Often called the Amazon.com of Latin America, MercadoLibre operates an e-commerce platform across 18 countries, with Brazil, Mexico and Argentina its largest markets. But the company also offers payments and a Venmo-like digital wallet throughout the region.

The total volume of payments handled by MercadoLibre's fintech arm climbed 57% to $56.5 billion for the December quarter. The gross merchandise volume sold through its e-commerce marketplace climbed 40% year over year to $13.5 billion.

On its earnings call Thursday night, MercadoLibre management highlighted the e-commerce firm's broader growth.
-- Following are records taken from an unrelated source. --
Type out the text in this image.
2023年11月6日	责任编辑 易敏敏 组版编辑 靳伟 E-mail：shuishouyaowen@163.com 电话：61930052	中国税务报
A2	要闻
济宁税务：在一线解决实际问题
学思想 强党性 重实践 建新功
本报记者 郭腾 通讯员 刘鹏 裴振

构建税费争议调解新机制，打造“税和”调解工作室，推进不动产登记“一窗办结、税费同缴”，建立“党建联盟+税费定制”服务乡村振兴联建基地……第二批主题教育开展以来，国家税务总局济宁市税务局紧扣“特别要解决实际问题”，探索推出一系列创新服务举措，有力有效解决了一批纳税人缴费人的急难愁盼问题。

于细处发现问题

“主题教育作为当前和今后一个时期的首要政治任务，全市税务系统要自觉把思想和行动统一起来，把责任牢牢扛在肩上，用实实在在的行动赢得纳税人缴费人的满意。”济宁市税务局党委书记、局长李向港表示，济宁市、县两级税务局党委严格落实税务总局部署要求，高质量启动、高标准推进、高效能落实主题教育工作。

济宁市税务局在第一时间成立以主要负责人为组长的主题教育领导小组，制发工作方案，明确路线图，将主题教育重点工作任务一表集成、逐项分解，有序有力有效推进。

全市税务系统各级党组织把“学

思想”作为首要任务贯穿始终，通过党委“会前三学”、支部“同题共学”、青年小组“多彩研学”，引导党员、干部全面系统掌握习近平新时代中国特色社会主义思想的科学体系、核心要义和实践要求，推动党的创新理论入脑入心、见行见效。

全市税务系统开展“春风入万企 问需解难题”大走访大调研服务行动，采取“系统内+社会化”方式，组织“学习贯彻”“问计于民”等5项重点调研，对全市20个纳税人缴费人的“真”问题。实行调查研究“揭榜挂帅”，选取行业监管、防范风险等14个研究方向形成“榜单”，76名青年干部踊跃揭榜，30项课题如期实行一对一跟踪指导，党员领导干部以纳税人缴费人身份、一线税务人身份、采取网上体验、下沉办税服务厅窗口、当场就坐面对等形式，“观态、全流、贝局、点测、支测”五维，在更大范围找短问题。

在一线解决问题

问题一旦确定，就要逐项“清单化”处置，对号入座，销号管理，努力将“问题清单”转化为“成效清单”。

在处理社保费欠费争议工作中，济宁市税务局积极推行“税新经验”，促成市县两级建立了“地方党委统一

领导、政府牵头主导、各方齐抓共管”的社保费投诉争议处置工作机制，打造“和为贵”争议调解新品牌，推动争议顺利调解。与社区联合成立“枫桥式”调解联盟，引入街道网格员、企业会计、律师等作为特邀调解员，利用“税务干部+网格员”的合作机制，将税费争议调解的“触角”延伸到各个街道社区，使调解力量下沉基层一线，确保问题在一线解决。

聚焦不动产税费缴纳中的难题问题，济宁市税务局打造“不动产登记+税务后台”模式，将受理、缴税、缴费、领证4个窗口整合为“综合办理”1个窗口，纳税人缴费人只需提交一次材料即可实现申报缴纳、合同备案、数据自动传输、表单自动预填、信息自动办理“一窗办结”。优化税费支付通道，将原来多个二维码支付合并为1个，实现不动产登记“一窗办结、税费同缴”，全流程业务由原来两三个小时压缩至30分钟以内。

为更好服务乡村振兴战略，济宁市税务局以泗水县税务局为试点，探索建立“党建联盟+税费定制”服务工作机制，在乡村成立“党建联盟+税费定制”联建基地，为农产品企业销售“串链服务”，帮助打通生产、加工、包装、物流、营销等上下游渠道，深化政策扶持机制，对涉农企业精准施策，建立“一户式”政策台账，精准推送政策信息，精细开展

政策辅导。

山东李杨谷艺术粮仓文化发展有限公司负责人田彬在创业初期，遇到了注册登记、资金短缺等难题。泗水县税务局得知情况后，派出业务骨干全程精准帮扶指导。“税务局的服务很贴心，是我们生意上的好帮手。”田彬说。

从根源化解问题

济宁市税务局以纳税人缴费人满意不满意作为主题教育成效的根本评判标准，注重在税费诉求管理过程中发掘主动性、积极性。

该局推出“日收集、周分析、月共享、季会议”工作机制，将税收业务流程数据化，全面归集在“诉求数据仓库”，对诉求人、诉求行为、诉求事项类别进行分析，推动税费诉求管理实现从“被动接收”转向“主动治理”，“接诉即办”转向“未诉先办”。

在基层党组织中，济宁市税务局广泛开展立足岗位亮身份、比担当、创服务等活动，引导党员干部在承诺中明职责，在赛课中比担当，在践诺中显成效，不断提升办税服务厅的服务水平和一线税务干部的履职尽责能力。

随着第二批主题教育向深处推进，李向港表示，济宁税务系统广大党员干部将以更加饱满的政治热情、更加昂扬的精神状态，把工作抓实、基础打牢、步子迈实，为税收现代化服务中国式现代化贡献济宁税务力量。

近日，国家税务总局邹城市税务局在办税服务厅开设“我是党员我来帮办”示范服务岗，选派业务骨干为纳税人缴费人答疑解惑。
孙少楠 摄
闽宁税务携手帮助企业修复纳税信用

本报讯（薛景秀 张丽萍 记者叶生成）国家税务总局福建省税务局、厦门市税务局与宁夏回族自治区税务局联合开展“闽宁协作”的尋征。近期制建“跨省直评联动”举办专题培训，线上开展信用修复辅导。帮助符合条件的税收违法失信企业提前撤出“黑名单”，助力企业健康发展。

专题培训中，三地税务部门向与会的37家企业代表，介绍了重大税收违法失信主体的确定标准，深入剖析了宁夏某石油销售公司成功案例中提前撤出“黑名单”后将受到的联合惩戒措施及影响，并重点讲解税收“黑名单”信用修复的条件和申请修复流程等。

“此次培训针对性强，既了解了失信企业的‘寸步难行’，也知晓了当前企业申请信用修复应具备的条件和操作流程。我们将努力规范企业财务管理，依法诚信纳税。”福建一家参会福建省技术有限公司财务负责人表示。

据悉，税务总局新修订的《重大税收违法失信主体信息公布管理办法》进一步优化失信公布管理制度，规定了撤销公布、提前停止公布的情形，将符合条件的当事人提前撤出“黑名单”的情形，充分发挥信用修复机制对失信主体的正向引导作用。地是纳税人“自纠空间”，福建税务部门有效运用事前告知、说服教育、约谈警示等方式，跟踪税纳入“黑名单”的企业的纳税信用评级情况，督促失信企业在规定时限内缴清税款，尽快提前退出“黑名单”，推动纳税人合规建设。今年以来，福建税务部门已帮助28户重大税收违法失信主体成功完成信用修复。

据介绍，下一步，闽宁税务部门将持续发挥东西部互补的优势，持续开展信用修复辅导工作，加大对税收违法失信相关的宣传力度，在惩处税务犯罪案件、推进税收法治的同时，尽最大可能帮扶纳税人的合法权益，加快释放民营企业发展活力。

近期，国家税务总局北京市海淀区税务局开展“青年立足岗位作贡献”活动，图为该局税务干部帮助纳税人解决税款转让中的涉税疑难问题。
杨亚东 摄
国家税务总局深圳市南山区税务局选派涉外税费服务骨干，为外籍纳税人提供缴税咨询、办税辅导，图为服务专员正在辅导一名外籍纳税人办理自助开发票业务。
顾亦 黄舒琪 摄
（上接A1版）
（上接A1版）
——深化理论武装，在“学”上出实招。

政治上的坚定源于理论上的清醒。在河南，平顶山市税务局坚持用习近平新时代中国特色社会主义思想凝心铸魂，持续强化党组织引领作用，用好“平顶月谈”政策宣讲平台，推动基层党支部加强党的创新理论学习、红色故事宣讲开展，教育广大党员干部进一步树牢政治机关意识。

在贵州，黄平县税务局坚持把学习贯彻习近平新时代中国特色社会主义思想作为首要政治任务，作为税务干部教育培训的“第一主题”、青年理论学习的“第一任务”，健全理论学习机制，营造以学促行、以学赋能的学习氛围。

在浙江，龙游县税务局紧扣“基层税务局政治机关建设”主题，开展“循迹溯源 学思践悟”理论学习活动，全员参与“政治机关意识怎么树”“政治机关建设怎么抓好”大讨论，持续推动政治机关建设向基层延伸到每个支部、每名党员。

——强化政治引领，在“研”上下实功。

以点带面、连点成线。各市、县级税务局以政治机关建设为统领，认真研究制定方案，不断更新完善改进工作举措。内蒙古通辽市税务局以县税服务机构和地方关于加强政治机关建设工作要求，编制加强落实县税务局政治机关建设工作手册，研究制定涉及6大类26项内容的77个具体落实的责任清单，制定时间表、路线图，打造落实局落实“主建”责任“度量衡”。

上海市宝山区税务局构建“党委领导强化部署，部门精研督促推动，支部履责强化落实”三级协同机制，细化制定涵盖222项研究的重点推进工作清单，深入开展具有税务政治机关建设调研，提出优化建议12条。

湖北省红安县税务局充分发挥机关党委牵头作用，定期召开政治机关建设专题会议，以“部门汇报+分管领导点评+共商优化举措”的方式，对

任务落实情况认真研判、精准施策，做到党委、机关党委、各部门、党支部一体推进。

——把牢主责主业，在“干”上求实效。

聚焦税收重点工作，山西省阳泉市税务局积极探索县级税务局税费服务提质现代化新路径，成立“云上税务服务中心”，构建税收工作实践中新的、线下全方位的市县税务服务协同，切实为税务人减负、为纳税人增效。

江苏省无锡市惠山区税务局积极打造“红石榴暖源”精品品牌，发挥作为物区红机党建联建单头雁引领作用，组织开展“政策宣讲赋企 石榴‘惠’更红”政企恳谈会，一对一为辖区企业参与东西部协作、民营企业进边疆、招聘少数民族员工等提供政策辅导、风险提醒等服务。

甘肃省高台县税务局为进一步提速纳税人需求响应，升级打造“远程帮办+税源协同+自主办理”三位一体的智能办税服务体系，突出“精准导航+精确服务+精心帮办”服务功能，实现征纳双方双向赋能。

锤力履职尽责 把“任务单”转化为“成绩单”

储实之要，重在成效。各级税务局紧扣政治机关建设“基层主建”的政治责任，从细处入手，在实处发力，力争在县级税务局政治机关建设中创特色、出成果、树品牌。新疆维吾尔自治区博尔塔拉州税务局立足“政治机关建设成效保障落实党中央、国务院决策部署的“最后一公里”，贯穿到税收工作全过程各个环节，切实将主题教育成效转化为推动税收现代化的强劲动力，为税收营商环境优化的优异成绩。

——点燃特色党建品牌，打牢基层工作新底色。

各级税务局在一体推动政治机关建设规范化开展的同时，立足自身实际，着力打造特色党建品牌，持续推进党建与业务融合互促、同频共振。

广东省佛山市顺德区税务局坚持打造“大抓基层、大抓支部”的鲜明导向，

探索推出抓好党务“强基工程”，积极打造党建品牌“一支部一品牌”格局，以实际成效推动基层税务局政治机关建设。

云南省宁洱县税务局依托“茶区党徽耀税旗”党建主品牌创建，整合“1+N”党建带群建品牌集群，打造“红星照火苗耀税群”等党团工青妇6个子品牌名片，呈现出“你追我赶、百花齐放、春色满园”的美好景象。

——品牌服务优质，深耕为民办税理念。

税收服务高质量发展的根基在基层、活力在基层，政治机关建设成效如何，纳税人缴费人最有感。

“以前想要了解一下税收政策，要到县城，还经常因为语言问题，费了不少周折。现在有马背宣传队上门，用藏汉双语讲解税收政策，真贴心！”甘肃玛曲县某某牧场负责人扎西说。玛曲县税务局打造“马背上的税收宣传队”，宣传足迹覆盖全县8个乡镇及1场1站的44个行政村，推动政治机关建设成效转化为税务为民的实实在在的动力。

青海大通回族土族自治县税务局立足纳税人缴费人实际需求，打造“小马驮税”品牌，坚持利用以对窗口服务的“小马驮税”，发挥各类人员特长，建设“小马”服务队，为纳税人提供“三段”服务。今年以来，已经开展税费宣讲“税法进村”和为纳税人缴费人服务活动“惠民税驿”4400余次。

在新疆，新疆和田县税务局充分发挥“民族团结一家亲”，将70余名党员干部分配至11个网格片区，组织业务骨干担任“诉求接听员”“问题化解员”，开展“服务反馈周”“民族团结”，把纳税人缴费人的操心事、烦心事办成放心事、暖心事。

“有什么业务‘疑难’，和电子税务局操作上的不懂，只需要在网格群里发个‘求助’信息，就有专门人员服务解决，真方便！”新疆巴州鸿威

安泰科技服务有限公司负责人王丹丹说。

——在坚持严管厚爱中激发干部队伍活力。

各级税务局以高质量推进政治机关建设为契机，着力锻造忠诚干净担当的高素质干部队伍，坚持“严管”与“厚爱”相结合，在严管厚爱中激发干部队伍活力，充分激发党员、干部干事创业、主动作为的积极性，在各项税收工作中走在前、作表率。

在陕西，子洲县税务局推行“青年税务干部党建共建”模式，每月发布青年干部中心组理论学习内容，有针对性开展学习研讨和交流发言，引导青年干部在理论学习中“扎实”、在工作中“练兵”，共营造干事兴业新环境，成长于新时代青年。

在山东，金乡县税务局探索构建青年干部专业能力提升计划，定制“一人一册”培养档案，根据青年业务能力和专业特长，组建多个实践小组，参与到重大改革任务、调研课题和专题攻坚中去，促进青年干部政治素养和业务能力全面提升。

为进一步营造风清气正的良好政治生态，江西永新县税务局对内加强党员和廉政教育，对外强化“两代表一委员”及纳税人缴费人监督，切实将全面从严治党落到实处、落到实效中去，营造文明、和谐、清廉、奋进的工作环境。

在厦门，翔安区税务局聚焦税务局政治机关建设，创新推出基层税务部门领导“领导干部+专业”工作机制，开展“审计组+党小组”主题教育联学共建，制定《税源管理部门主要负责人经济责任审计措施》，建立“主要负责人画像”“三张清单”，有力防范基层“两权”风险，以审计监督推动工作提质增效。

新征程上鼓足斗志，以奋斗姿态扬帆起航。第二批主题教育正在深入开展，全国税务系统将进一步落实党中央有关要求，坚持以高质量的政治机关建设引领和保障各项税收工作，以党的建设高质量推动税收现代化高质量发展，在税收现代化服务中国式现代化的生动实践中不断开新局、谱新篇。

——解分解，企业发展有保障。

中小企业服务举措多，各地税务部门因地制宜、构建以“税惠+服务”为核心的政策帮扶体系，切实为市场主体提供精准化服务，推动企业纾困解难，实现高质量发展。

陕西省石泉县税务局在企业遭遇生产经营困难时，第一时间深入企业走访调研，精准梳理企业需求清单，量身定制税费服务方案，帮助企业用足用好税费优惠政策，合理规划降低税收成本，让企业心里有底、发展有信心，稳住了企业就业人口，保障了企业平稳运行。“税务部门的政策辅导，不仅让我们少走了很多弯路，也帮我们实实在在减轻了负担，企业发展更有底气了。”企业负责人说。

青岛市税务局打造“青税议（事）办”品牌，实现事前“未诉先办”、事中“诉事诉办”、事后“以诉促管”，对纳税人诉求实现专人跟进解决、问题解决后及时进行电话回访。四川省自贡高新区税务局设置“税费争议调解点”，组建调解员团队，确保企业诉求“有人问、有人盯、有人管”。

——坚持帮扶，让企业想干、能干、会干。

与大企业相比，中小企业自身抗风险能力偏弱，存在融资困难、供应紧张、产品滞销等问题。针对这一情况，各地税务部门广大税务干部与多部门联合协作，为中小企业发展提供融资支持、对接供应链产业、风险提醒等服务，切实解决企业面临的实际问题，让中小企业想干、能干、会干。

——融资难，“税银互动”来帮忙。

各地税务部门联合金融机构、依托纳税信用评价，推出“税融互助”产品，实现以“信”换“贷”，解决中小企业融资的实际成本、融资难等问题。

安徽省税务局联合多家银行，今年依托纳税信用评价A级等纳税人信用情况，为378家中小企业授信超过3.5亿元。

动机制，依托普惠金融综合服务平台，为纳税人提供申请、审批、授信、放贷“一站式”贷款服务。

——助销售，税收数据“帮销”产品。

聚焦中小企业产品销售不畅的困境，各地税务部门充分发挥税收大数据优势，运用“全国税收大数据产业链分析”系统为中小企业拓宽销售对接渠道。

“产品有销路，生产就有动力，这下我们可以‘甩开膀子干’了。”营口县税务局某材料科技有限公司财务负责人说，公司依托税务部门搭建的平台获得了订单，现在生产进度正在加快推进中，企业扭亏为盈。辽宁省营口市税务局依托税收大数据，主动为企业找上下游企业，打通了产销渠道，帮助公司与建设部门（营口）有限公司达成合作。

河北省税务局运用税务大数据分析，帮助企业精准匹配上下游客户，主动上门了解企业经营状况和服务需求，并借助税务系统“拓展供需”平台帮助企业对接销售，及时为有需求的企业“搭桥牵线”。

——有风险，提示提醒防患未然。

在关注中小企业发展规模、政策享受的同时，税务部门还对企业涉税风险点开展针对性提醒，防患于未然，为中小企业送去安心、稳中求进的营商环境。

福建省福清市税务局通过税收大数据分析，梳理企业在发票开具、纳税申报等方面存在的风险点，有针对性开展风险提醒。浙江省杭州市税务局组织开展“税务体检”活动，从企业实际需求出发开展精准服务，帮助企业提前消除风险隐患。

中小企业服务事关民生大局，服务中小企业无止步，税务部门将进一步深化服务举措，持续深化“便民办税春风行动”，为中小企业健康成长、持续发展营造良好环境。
Over the past six years, Chief Financial Officer Martin de los Santos told analysts, "We multiplied our revenues by 10x while achieving significant improvements in profitability, culminating in nearly $2 billion of operating income in 2023."

Following the report, Wedbush Securities analyst Scott Devitt reiterated a positive outperform rating for MercadoLibre and upped his price target for MELI stock to 2000, from 1800. Devitt wrote to clients that MercadoLibre is "executing across e-commerce and financial services."

Still, Devitt noted that MercadoLibre's operating income of $572 million (excluding one-time expenses) was still short of consensus expectations for $669 million. But he said the company has steadily improved its margins while accelerating sales growth.

Devitt expects further margin improvements as MercadoLibre sells more advertising on its app and delivers more orders on its website.

"Over time, we continue to see a clear path to higher take rate and profit margin driven by rising fulfillment adoption, advertising growth, and scale," Devitt wrote.

MELI Stock Technical Ratings

Strong sales and earnings growth has powered MercadoLibre stock to big gains in recent quarters. Shares were ahead 18% on the year heading into the report and up 61% in the past 12 months.

But with Friday's slide, MELI stock had sunk below its 21-day and 50-day moving averages, according to IBD MarketSmith.

Coming into the earnings report, MercadoLibre stock had a perfect IBD Composite Rating of 99, according to IBD Stock Checkup. The score combines five separate proprietary ratings into one rating. The best stocks score above 90

Further, MercadoLibre's IBD Relative Strength Rating was 90 out of 99. The rating compares a stock's price movement over the last 52 weeks with that of others in IBD's database.